Damak, Nepal
Where God Leads, We Will Follow
The Luke Society currently partners with 33 physicians around the world. Although the number may seem small, the process to begin the partnership is extensive. Crossing cultural and sometimes language barriers, we look for Christian indigenous physicians with vision, integrity, courage and skill. Our most recent partnership is a wonderful example of the providential process our partnerships filter through.
The first part of the story is how God worked in the life of Dr. KM to prepare him for ministry, and the second part is how the Luke Society was led to partnership with him.
Dr. M was born in Bhutan, a small mountainous country east of Nepal. His family was Hindu, despite Buddhism being the official religion of Bhutan. His family belongs to a native Nepalese tribe. As a child, his family’s Hindu beliefs did not provide satisfaction to the questions he had about life. “I asked so many questions that I would get into trouble at school,” he says. At age sixteen, he met a Christian doctor from India who finally answered his questions. “For every question I asked, he was able to give a good answer directly from scripture.”
After Dr. M realized the Bible was the source of Truth, he accepted Christ as his Savior. “I still had a lot of Spiritual maturing to do,” he said, so he found a Christian man who mentored him and later became his father-in-law. During his late teens, he led his parents and other family members to Christ.

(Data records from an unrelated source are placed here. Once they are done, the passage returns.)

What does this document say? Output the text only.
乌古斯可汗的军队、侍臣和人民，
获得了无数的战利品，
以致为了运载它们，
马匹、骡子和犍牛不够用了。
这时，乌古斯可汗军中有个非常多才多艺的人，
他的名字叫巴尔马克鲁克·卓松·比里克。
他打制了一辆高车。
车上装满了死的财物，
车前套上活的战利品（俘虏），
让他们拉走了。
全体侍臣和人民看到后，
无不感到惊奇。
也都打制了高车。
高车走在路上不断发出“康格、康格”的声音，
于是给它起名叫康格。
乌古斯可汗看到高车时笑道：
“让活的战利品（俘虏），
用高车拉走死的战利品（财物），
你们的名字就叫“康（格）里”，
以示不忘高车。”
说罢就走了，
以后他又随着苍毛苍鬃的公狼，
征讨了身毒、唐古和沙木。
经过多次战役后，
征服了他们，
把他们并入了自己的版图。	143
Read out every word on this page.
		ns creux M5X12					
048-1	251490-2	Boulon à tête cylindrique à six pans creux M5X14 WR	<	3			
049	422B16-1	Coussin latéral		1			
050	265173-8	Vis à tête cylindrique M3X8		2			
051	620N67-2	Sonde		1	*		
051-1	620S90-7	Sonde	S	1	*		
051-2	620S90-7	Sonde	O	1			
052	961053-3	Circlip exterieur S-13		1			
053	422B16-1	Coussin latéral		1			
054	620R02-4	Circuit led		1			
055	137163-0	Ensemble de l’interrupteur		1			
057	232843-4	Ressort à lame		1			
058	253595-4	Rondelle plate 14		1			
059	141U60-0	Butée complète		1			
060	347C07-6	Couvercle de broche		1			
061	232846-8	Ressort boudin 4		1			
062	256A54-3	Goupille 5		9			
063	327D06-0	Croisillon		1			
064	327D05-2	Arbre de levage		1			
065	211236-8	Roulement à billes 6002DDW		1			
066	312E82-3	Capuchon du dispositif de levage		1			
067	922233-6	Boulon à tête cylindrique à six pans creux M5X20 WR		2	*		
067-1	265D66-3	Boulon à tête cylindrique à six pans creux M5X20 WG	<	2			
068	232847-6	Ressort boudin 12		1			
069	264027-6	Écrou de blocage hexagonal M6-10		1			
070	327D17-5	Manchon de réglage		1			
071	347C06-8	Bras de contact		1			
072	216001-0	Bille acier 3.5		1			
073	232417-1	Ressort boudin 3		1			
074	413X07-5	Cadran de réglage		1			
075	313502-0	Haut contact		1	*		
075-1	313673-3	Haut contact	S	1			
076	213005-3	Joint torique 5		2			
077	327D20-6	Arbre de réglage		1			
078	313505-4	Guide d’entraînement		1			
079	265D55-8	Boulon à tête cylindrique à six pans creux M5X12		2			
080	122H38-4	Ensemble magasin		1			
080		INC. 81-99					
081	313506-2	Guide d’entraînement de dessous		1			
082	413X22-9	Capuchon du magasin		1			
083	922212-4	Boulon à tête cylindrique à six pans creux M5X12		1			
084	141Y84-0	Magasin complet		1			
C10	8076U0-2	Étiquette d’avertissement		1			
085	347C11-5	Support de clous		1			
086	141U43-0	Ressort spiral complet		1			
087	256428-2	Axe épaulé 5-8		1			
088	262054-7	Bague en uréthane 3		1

Bhutan went through a period of political upheaval in the 1990s during a movement for civil rights. The Bhutan government responded violently, especially toward the native Nepalese people. Many were raped or killed, and large numbers fled the country. Dr. M and his family are a part of an estimated 125,000 refugees from Bhutan living in eastern Nepal. As Dr. M lived in the midst of the refugees, seeing their poverty and suffering, he felt called to pursue education in medicine to be better equipped to help them. While attending medical school in northern India, Dr. M and his wife took a nine month class in evangelism training from Campus Crusade.
Upon his return to Nepal, Dr. M formed a medical mission to aid the people in eastern Nepal. He now provides health education, basic medical care, and the saving knowledge of the Gospel. It is illegal to spread Christianity in Nepal, and Dr. M has been taken before the local police several times because of his activities. He told me, “I didn’t deny what I had done, nor did I say I wouldn’t continue. So far they have just let me go!”
The second part of the story is how the Luke Society was led to Dr. M. I was invited to a conference in Thailand in October of 2003, which focused on community health. I used the opportunity to bring Luke Society directors from India and the Philippines to meet and learn more about strategies in community health.
While at the conference I met a pastor from Nepal who told me about the harsh conditions in Nepal, particularly for the Christian community. He was very interested in the Luke Society, although he understood that the work he was doing didn’t fit the Luke Society’s call. He told me that he would contact me if he met a Christian doctor in Nepal who had the characteristics the Luke Society was seeking.
Two years later, I was surprised to receive an email from that pastor telling me about a Christian physician in eastern Nepal who was serving the poor in mountainous villages. Dr. M and I have been communicating for the past year, and finally last month I had the opportunity to visit with him face to face.
As with many Luke Society directors, it is interesting to hear how God has shaped the course of Dr. M’s life: how He made Himself known to Dr. M through a Christian Indian doctor, and how He led Dr. M to serve Him through medical ministry. And I can see God’s hand in leading us to meet face to face, to provide the Luke Society with another opportunity to participate in the call of an indigenous Christian physician to bring healing to his own people.